The standard matrix multiplication step is not taken by this technique (refer to the code examples). This technique only functions when the operands are ;

- Scalar and a matrix
- Two matrices with the same dimensions

According to the output C of the code presented below, this method multiplies the scalar with each matrix element in the first situation.

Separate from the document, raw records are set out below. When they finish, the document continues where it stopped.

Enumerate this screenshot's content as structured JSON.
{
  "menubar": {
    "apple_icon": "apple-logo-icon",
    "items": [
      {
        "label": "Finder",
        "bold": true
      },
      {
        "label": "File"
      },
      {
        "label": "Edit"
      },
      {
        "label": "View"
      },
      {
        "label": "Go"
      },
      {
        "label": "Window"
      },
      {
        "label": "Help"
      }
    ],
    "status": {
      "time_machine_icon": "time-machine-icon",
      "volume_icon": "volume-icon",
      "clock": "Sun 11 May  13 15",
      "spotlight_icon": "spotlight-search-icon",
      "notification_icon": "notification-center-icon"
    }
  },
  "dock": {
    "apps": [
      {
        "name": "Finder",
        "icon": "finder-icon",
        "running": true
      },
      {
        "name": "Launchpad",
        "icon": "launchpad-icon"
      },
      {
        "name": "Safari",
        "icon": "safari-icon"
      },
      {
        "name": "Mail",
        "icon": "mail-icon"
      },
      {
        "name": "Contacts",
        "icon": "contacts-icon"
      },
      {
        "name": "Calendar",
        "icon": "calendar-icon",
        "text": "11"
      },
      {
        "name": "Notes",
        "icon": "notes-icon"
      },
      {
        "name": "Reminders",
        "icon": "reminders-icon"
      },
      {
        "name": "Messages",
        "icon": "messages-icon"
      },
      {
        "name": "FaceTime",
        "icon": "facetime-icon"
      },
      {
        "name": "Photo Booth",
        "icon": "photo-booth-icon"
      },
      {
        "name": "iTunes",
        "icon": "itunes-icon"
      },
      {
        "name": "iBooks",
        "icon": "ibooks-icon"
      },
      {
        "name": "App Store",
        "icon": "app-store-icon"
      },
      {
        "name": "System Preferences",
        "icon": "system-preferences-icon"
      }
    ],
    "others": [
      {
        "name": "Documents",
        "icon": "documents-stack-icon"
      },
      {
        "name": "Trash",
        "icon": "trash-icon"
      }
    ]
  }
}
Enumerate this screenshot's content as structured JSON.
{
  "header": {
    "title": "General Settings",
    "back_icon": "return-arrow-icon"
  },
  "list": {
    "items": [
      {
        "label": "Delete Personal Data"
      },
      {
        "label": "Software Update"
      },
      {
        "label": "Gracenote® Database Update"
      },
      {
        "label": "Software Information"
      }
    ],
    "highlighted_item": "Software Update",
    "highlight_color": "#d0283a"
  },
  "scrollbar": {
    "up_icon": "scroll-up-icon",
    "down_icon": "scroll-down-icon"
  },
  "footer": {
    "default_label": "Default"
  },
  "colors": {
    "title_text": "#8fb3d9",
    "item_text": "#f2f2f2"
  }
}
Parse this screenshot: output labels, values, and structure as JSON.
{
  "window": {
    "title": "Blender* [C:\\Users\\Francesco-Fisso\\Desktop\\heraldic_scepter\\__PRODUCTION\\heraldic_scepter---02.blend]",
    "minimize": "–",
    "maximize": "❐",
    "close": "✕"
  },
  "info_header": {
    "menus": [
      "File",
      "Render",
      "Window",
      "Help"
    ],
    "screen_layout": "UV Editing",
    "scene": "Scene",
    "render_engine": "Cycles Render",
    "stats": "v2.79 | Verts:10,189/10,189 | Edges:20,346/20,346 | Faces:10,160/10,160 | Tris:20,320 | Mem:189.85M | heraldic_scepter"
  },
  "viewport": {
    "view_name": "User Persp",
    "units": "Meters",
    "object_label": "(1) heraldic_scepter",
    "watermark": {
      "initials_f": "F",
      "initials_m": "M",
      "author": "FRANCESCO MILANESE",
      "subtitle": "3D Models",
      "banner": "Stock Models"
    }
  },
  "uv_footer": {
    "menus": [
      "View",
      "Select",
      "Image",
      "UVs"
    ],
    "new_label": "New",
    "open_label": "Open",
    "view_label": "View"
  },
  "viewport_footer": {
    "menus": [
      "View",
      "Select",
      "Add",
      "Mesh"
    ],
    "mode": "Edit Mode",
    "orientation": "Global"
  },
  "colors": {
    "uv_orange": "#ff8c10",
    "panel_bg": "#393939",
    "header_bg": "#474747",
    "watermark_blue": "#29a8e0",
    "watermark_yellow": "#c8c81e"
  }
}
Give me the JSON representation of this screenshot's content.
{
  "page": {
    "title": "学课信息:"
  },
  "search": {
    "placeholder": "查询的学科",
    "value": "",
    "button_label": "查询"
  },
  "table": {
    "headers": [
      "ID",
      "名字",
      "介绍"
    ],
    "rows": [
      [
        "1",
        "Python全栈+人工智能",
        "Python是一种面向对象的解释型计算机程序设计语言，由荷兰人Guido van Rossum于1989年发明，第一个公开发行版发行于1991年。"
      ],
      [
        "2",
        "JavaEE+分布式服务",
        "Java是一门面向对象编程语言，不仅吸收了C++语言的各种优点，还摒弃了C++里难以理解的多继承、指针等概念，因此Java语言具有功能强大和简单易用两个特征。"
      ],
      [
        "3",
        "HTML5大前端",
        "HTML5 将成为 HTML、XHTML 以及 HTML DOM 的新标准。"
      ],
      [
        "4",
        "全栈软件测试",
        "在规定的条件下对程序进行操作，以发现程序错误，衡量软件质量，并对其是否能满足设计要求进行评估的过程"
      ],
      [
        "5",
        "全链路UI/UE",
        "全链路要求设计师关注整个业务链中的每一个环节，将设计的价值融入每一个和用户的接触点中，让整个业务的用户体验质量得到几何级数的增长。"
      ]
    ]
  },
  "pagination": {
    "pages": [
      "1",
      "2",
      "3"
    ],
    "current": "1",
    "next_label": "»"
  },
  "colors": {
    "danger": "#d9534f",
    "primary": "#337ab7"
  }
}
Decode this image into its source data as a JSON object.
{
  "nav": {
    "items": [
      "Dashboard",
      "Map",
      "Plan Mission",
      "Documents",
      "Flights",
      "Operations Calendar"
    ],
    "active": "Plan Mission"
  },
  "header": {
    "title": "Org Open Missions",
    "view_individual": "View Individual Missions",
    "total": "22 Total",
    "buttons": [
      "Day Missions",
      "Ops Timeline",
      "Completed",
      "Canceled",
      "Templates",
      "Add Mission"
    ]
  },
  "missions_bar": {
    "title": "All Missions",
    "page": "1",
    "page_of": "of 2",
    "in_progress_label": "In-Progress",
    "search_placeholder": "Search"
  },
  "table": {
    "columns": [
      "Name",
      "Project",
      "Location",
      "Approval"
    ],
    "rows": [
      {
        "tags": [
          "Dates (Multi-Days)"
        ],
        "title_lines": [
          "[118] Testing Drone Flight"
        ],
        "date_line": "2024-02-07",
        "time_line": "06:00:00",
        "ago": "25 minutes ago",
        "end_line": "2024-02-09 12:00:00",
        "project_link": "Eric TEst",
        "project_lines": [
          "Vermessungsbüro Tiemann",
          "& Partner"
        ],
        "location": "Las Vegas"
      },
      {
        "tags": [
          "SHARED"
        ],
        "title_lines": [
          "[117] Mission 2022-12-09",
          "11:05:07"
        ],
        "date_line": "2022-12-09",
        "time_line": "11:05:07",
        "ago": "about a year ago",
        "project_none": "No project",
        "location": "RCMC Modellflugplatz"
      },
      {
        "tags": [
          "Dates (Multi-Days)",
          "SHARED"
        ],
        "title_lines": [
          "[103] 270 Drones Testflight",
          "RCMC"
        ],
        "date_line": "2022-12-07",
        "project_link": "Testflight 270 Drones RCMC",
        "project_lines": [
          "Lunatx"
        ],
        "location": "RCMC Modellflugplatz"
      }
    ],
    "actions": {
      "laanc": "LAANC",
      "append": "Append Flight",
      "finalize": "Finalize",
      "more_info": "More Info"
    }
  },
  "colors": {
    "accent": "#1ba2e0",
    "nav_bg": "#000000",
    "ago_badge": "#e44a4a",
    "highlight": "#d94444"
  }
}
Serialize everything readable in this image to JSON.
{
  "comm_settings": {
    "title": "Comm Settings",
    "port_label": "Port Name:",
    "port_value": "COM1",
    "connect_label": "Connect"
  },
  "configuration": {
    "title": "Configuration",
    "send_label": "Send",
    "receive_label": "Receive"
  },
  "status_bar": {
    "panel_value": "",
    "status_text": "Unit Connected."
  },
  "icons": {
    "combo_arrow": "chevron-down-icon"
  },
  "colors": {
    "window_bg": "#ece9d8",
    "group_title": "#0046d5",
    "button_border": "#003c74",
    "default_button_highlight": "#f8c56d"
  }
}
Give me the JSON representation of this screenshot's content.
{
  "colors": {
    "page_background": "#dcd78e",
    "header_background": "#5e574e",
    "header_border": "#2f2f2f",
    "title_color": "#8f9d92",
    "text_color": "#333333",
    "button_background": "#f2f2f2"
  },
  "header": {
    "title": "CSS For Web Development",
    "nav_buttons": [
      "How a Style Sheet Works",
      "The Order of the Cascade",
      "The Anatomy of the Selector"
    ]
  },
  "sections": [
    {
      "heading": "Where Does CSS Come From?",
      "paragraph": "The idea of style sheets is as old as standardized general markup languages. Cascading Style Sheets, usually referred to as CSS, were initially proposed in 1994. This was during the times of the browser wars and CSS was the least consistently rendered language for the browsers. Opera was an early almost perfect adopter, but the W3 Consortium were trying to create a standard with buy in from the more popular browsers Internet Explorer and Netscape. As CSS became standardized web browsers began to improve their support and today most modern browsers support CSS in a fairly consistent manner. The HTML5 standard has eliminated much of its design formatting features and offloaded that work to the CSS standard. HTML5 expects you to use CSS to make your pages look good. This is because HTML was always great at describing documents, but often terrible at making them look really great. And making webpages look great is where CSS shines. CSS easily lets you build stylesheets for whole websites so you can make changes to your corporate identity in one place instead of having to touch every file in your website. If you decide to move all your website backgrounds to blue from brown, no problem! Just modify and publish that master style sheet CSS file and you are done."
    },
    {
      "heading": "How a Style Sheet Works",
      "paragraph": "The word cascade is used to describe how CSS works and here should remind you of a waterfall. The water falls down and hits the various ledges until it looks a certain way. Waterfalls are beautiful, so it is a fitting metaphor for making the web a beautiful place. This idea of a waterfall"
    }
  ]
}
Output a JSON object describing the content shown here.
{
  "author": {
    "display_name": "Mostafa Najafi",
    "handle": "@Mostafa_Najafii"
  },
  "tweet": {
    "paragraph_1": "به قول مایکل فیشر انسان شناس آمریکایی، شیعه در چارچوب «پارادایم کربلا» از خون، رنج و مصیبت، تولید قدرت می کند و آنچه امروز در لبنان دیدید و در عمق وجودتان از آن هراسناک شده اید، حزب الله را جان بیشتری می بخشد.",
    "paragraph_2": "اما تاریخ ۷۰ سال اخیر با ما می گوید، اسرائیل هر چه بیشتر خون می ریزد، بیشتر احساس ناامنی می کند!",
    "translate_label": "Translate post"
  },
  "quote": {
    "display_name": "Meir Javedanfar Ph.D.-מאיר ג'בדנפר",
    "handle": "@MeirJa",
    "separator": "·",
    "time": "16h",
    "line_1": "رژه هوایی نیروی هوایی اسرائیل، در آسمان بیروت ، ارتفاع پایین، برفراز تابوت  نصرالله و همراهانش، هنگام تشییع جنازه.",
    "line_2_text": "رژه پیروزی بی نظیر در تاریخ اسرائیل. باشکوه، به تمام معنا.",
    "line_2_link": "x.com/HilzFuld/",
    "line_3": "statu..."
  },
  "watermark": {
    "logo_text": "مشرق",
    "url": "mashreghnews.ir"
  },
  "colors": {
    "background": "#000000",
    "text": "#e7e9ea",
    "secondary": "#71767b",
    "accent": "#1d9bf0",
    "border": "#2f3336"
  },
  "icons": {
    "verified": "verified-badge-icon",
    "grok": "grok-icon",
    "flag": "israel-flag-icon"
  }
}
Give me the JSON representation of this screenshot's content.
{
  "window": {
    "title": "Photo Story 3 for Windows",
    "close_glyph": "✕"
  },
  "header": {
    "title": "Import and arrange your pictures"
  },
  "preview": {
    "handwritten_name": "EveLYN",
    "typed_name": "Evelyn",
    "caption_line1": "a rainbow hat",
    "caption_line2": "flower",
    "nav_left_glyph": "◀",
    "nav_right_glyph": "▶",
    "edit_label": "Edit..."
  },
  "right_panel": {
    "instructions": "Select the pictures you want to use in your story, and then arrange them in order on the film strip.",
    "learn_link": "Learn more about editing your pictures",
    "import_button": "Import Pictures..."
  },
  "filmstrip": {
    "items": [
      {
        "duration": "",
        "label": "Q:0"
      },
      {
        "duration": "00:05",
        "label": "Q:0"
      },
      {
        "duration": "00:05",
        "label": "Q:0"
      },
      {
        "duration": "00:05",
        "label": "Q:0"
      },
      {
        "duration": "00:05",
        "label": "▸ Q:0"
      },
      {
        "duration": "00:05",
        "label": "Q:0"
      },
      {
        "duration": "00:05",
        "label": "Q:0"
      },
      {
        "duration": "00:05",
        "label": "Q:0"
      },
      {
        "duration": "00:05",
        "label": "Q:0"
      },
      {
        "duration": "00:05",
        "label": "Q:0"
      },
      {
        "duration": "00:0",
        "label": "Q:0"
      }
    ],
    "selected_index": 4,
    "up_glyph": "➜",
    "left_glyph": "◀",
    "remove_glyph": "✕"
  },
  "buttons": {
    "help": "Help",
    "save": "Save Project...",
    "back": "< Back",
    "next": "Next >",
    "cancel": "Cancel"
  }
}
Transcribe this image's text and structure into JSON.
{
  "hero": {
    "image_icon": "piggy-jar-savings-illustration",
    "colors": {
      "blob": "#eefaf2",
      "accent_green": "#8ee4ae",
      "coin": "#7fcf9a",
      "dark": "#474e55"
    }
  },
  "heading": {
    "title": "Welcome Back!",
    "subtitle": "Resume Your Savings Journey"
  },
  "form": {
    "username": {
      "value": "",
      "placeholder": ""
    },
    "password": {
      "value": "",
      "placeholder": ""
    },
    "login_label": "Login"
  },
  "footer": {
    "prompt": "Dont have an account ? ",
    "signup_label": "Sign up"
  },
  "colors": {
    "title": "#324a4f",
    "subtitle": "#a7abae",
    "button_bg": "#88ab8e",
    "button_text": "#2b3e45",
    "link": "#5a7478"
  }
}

In the second case, this approach is used to compute the Hadamard Product, a matrix composed of the element-wise products of two matrices, A and B. In other words, C[i][j] = A[i][j]*B[i][j] for all possible values of I and j, where C is the Hadamard product matrix.

Any other scenario will lead to a mistake.

### Code:

```
x = [[1,2,3],[4,5,6],[7,8,8]]
y = [[2,3,4],[7,5,3],[1,4,2]]
# case 1
A = np.multiply(3, x)
# case 2
B = np.multiply(x, y)
print("C = ", A)
print("D = ", B)
```

### Output:

- It's also interesting to notice that the np.multiply() action can be replaced with the "*" operator, just like the np.dot() operation can. However, the operands, in this case, must also be NumPy array types or explicitly typecast into them.
- This operator will produce an error if this requirement is not met. To further understand its application, let's examine the code sample provided below:

### Code:

```
x = [[1,2,3],[4,5,6],[7,8,8]]
y = [[2,3,4],[7,5,3],[1,4,2]]
z = 3*np.array(x)
j = np.array(x)*np.array(y)
print("C = ", z)
print("D = ", j)
Also take note that both outputs, C and D, continue to have the same numpy.ndarray.
print(type(z))
print(type(j))
```

### Output:

### Conclusion

- The product matrix is the result of the binary operation known as matrix multiplication, which is performed on two matrices.
- Matrix multiplication is not commutative and can only be performed between compatible matrices.
- To perform the matrix multiplication of matrices A and B in Python without using any built-in methods or library functions, we iterate over all the rows of matrix A and all the columns of matrix B and retrieve the total of their element-wise products.
- We can eliminate the nested for loops by using Python's zip function, which allows us to do the same objective as previously with less code.
- Unlike the nested loop method, list comprehension is still a practical way to multiply matrices in Python.
- List comprehensions are typically quicker than the zip approach for creating lists, but not when computations are required.
- The numpy library's methods, such as numpy.matmul(), numpy.dot(), and numpy.multiply() can multiply matrices in Python significantly more quickly.

These techniques are more effective because they employ vectorization, which speeds up their execution compared to Python's explicit for-loops.

It is advised to use NumPy library methods rather than developing your own code to multiply the matrices to produce clear, understandable code and make the application effective.